This selection of Walter de la Mare's finest dark poems -- many with fantasy and supernatural themes -- draws from such sources as The Saturday Review, The Thrush, The Pall Mall Magazine, The Odd Volume, The Lady's Realm, The English Review, The Westminster Gazette, The Commonwealth, and The Nation. Included are "The Dark Chateau," "The Witch," "The Ghost," and more.
Walter John de la Mare was an English poet, short story writer and novelist. He is probably best remembered for his works for children, for his poem "The Listeners", and for his psychological horror short fiction, including "Seaton's Aunt" and "All Hallows". In 1921, his novel Memoirs of a Midget won the James Tait Black Memorial Prize for fiction, and his post-war Collected Stories for Children won the 1947 Carnegie Medal for British children's books.
A nice collection of poems of which "The Listeners" is the best. The lines "'Tell them I came, and no one answered, That I kept my word,’ he said" spoken to "a host of phantom listeners" is not easily forgotten.
Dark, engimatic poetry; romantic, often about death, or ghosts, or lost loves. Deeply thoughtful, quite beautiful poetry. Mysterious, ethereal. Very old fashioned.
"Haunted" was my personal favorite in this collection; it was as if Walter de la Mare was reaching across the century to speak to me. The last three in the collection were all about death, and were achingly sad. If you've experienced loss recently, these may bring you solace.
The titular poem, "The Listeners" is probably the most well known poem in the collection, and it's romantic, (to me) pre-Raphaelite setting hides a deeper meaning about a search for God and higher power, that was both moving, surprising, and thought-provoking.
The poem 'The Listeners' is one of de la Mare's best--evocative, ghostly, inconclusive, easy to read and to recite.
'Is there anybody there?' said the Traveller, Knocking on the moonlit door;
It justly appears in any short sampling of his work. Several of the other poems in this collection are of that quality, mostly those of portraits of individuals: Old Susan, Old Ben, Nod the Shepherd
Softly along the road of evening, In a twilight dim with rose, Wrinkled with age, and drenched with dew, Old Nod, the shepherd, goes.
and, at the other end of life, Little Louisa in 'The Keys of Morning':
The thinness of his coal-black locks, His hands so long and lean They scarcely seemed to grasp at all The keys that hung between:
Those poems are all at the beginning of the book, and after them the poems degenerate into unequal attempts to catch the evocative spirit.
De la Mare produced a lot of verse. If a dozen or two of his poems are memorable, that is a remarkable achievement that (almost) anyone writing verse would be proud of. And the way to reach those one or two dozen is to write down everything that occurs to you, good or bad, and then to work on it as best you can. There is no way to decide "Today I will write a good poem" and produce it unless you are already in an appropriate state of mind--inspired, or bemused as it were. But to not write when a line or thought occurs to you is to turn off the taps of creativity. So all must be written.

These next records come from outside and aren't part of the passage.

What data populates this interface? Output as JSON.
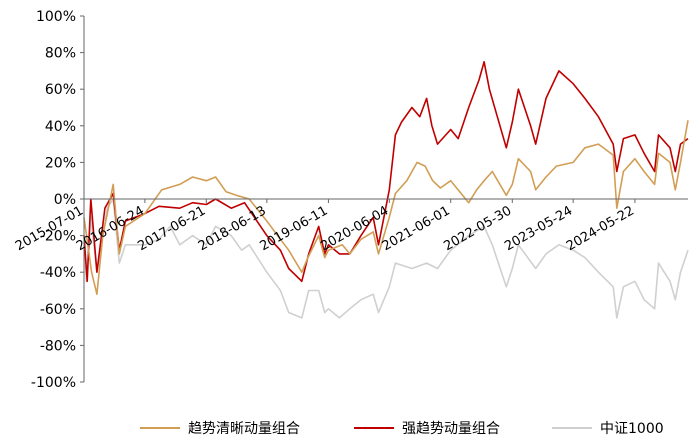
{
  "chart_data": {
    "type": "line",
    "title": "",
    "xlabel": "",
    "ylabel": "",
    "ylim": [
      -100,
      100
    ],
    "y_ticks": [
      "100%",
      "80%",
      "60%",
      "40%",
      "20%",
      "0%",
      "-20%",
      "-40%",
      "-60%",
      "-80%",
      "-100%"
    ],
    "x_ticks": [
      "2015-07-01",
      "2016-06-24",
      "2017-06-21",
      "2018-06-13",
      "2019-06-11",
      "2020-06-04",
      "2021-06-01",
      "2022-05-30",
      "2023-05-24",
      "2024-05-22"
    ],
    "x_range": [
      "2015-07-01",
      "2025-03-31"
    ],
    "grid": false,
    "legend_position": "bottom",
    "series": [
      {
        "name": "趋势清晰动量组合",
        "color": "#D29E55",
        "points": [
          [
            "2015-07-01",
            -10
          ],
          [
            "2015-08-15",
            -40
          ],
          [
            "2015-09-15",
            -52
          ],
          [
            "2015-10-20",
            -20
          ],
          [
            "2015-12-20",
            8
          ],
          [
            "2016-01-25",
            -30
          ],
          [
            "2016-03-01",
            -15
          ],
          [
            "2016-06-24",
            -8
          ],
          [
            "2016-10-01",
            5
          ],
          [
            "2017-01-15",
            8
          ],
          [
            "2017-04-01",
            12
          ],
          [
            "2017-06-21",
            10
          ],
          [
            "2017-08-15",
            12
          ],
          [
            "2017-10-15",
            4
          ],
          [
            "2017-12-15",
            2
          ],
          [
            "2018-03-01",
            0
          ],
          [
            "2018-06-13",
            -12
          ],
          [
            "2018-09-01",
            -22
          ],
          [
            "2018-10-20",
            -28
          ],
          [
            "2019-01-05",
            -40
          ],
          [
            "2019-02-10",
            -32
          ],
          [
            "2019-04-15",
            -20
          ],
          [
            "2019-05-20",
            -32
          ],
          [
            "2019-06-11",
            -28
          ],
          [
            "2019-09-01",
            -25
          ],
          [
            "2019-10-15",
            -30
          ],
          [
            "2019-12-20",
            -22
          ],
          [
            "2020-03-01",
            -18
          ],
          [
            "2020-04-01",
            -30
          ],
          [
            "2020-06-04",
            -10
          ],
          [
            "2020-07-10",
            3
          ],
          [
            "2020-09-15",
            10
          ],
          [
            "2020-11-15",
            20
          ],
          [
            "2021-01-01",
            18
          ],
          [
            "2021-02-15",
            10
          ],
          [
            "2021-04-01",
            6
          ],
          [
            "2021-06-01",
            10
          ],
          [
            "2021-09-15",
            -2
          ],
          [
            "2021-11-01",
            5
          ],
          [
            "2021-12-15",
            10
          ],
          [
            "2022-02-01",
            15
          ],
          [
            "2022-04-25",
            2
          ],
          [
            "2022-05-30",
            8
          ],
          [
            "2022-07-05",
            22
          ],
          [
            "2022-09-15",
            15
          ],
          [
            "2022-10-15",
            5
          ],
          [
            "2022-12-15",
            12
          ],
          [
            "2023-02-15",
            18
          ],
          [
            "2023-05-24",
            20
          ],
          [
            "2023-08-01",
            28
          ],
          [
            "2023-10-20",
            30
          ],
          [
            "2024-01-15",
            24
          ],
          [
            "2024-02-05",
            -5
          ],
          [
            "2024-03-15",
            15
          ],
          [
            "2024-05-22",
            22
          ],
          [
            "2024-07-15",
            15
          ],
          [
            "2024-09-15",
            8
          ],
          [
            "2024-10-08",
            25
          ],
          [
            "2024-12-15",
            20
          ],
          [
            "2025-01-15",
            5
          ],
          [
            "2025-02-15",
            20
          ],
          [
            "2025-03-31",
            43
          ]
        ]
      },
      {
        "name": "强趋势动量组合",
        "color": "#C00000",
        "points": [
          [
            "2015-07-01",
            -20
          ],
          [
            "2015-07-20",
            -45
          ],
          [
            "2015-08-10",
            0
          ],
          [
            "2015-09-15",
            -40
          ],
          [
            "2015-11-01",
            -5
          ],
          [
            "2015-12-20",
            3
          ],
          [
            "2016-01-25",
            -28
          ],
          [
            "2016-03-01",
            -12
          ],
          [
            "2016-06-24",
            -8
          ],
          [
            "2016-09-15",
            -4
          ],
          [
            "2017-01-15",
            -5
          ],
          [
            "2017-04-01",
            -2
          ],
          [
            "2017-06-21",
            -3
          ],
          [
            "2017-08-15",
            0
          ],
          [
            "2017-11-15",
            -5
          ],
          [
            "2018-02-01",
            -2
          ],
          [
            "2018-06-13",
            -20
          ],
          [
            "2018-09-01",
            -28
          ],
          [
            "2018-10-20",
            -38
          ],
          [
            "2019-01-05",
            -45
          ],
          [
            "2019-02-15",
            -30
          ],
          [
            "2019-04-15",
            -15
          ],
          [
            "2019-05-20",
            -30
          ],
          [
            "2019-06-11",
            -25
          ],
          [
            "2019-08-15",
            -30
          ],
          [
            "2019-10-15",
            -30
          ],
          [
            "2019-12-20",
            -20
          ],
          [
            "2020-03-01",
            -10
          ],
          [
            "2020-04-01",
            -25
          ],
          [
            "2020-06-04",
            5
          ],
          [
            "2020-07-10",
            35
          ],
          [
            "2020-08-15",
            42
          ],
          [
            "2020-10-15",
            50
          ],
          [
            "2020-12-01",
            45
          ],
          [
            "2021-01-10",
            55
          ],
          [
            "2021-02-10",
            40
          ],
          [
            "2021-03-15",
            30
          ],
          [
            "2021-06-01",
            38
          ],
          [
            "2021-07-15",
            33
          ],
          [
            "2021-09-15",
            50
          ],
          [
            "2021-11-15",
            65
          ],
          [
            "2021-12-15",
            75
          ],
          [
            "2022-01-15",
            60
          ],
          [
            "2022-04-25",
            28
          ],
          [
            "2022-05-30",
            42
          ],
          [
            "2022-07-05",
            60
          ],
          [
            "2022-09-15",
            40
          ],
          [
            "2022-10-15",
            30
          ],
          [
            "2022-12-15",
            55
          ],
          [
            "2023-03-01",
            70
          ],
          [
            "2023-05-24",
            63
          ],
          [
            "2023-08-01",
            55
          ],
          [
            "2023-10-20",
            45
          ],
          [
            "2024-01-15",
            30
          ],
          [
            "2024-02-05",
            15
          ],
          [
            "2024-03-15",
            33
          ],
          [
            "2024-05-22",
            35
          ],
          [
            "2024-07-15",
            25
          ],
          [
            "2024-09-15",
            15
          ],
          [
            "2024-10-08",
            35
          ],
          [
            "2024-12-15",
            28
          ],
          [
            "2025-01-15",
            15
          ],
          [
            "2025-02-15",
            30
          ],
          [
            "2025-03-31",
            33
          ]
        ]
      },
      {
        "name": "中证1000",
        "color": "#D0D0D0",
        "points": [
          [
            "2015-07-01",
            -20
          ],
          [
            "2015-07-15",
            -45
          ],
          [
            "2015-08-10",
            -10
          ],
          [
            "2015-09-15",
            -40
          ],
          [
            "2015-11-15",
            -5
          ],
          [
            "2015-12-20",
            0
          ],
          [
            "2016-01-25",
            -35
          ],
          [
            "2016-03-01",
            -25
          ],
          [
            "2016-06-24",
            -25
          ],
          [
            "2016-09-15",
            -22
          ],
          [
            "2016-11-20",
            -15
          ],
          [
            "2017-01-15",
            -25
          ],
          [
            "2017-04-01",
            -20
          ],
          [
            "2017-06-21",
            -25
          ],
          [
            "2017-08-15",
            -15
          ],
          [
            "2017-11-15",
            -20
          ],
          [
            "2018-01-15",
            -28
          ],
          [
            "2018-03-01",
            -25
          ],
          [
            "2018-06-13",
            -40
          ],
          [
            "2018-09-01",
            -50
          ],
          [
            "2018-10-20",
            -62
          ],
          [
            "2019-01-05",
            -65
          ],
          [
            "2019-02-15",
            -50
          ],
          [
            "2019-04-15",
            -50
          ],
          [
            "2019-05-20",
            -62
          ],
          [
            "2019-06-11",
            -60
          ],
          [
            "2019-08-15",
            -65
          ],
          [
            "2019-10-15",
            -60
          ],
          [
            "2019-12-20",
            -55
          ],
          [
            "2020-03-01",
            -52
          ],
          [
            "2020-04-01",
            -62
          ],
          [
            "2020-06-04",
            -48
          ],
          [
            "2020-07-10",
            -35
          ],
          [
            "2020-10-15",
            -38
          ],
          [
            "2021-01-10",
            -35
          ],
          [
            "2021-03-15",
            -38
          ],
          [
            "2021-06-01",
            -28
          ],
          [
            "2021-09-15",
            -20
          ],
          [
            "2021-12-15",
            -15
          ],
          [
            "2022-02-01",
            -25
          ],
          [
            "2022-04-25",
            -48
          ],
          [
            "2022-05-30",
            -38
          ],
          [
            "2022-07-05",
            -25
          ],
          [
            "2022-10-15",
            -38
          ],
          [
            "2022-12-15",
            -30
          ],
          [
            "2023-03-01",
            -25
          ],
          [
            "2023-05-24",
            -28
          ],
          [
            "2023-08-01",
            -32
          ],
          [
            "2023-10-20",
            -40
          ],
          [
            "2024-01-15",
            -48
          ],
          [
            "2024-02-05",
            -65
          ],
          [
            "2024-03-15",
            -48
          ],
          [
            "2024-05-22",
            -45
          ],
          [
            "2024-07-15",
            -55
          ],
          [
            "2024-09-15",
            -60
          ],
          [
            "2024-10-08",
            -35
          ],
          [
            "2024-12-15",
            -45
          ],
          [
            "2025-01-15",
            -55
          ],
          [
            "2025-02-15",
            -40
          ],
          [
            "2025-03-31",
            -28
          ]
        ]
      }
    ]
  }
}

No one should fault a poet who has produced verse good enough to sell, when they a) continue to write material of uneven quality, b) continue to publish it. It is a good process for keeping the lines of communication open with the muse, and hopefully producing even better work in future.
As for this particular collection: I like the first 13 poems, and the title poem. I forgive the rest.